METHODS - We used radioimmunoassays to measure the 24-hour urinary excretion of two stable metabolites of thromboxane A2 and a metabolite of prostacyclin in 20 patients with primary pulmonary hypertension, 14 with secondary pulmonary hypertension, 9 with severe chronic obstructive pulmonary disease (COPD) but no clinical evidence of pulmonary hypertension, and 23 normal controls.
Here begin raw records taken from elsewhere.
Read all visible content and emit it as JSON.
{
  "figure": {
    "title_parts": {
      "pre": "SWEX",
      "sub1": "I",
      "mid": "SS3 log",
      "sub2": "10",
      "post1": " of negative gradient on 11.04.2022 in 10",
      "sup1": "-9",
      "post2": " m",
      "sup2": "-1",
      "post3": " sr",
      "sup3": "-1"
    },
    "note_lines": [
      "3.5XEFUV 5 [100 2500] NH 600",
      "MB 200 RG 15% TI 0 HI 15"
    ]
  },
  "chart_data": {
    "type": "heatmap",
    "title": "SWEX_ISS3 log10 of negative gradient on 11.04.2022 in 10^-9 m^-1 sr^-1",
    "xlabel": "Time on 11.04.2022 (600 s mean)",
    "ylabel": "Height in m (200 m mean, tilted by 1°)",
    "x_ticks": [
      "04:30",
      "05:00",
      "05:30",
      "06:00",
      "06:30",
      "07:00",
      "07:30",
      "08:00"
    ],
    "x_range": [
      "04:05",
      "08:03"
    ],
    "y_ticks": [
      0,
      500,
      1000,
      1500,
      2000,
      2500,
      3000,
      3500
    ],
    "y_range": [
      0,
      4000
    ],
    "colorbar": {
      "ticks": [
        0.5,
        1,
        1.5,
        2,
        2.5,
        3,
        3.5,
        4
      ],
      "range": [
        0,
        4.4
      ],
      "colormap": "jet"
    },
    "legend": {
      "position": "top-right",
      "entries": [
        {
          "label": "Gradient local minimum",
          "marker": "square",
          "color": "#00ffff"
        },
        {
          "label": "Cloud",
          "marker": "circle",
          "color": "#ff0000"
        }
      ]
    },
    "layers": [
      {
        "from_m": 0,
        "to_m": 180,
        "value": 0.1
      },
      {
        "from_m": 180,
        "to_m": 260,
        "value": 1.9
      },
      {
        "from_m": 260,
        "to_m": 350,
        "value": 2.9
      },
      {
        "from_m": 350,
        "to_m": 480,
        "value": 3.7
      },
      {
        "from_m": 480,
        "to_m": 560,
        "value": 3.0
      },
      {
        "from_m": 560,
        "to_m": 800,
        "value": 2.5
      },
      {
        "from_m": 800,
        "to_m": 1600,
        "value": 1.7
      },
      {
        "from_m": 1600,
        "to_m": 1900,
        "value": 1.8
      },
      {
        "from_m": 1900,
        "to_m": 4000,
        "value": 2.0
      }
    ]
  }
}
RESULTS - The 24-hour excretion of 11-dehydro-thromboxane B2 (a stable metabolite of thromboxane A2) was increased in patients with primary pulmonary hypertension and patients with secondary pulmonary hypertension, as compared with normal controls (3224 +/- 482, 5392 +/- 1640, and 1145 +/- 221 pg per milligram of creatinine, respectively; P less than 0.05), whereas the 24-hour excretion of 2,3-dinor-6-keto-prostaglandin F1 alpha (a stable metabolite of prostacyclin) was decreased (369 +/- 106, 304 +/- 76, and 644 +/- 124 pg per milligram of creatinine, respectively; P less than 0.05). The rate of excretion of all metabolites in the patients with COPD but no clinical evidence of pulmonary hypertension was similar to that in the normal controls.
CONCLUSIONS - An increase in the release of the vasoconstrictor thromboxane A2, suggesting the activation of platelets, occurs in both the primary and secondary forms of pulmonary hypertension. By contrast, the release of prostacyclin is depressed in these patients. Whether the imbalance in the release of these mediators is a cause or a result of pulmonary hypertension is unknown, but it may play a part in the development and maintenance of both forms of the disorder.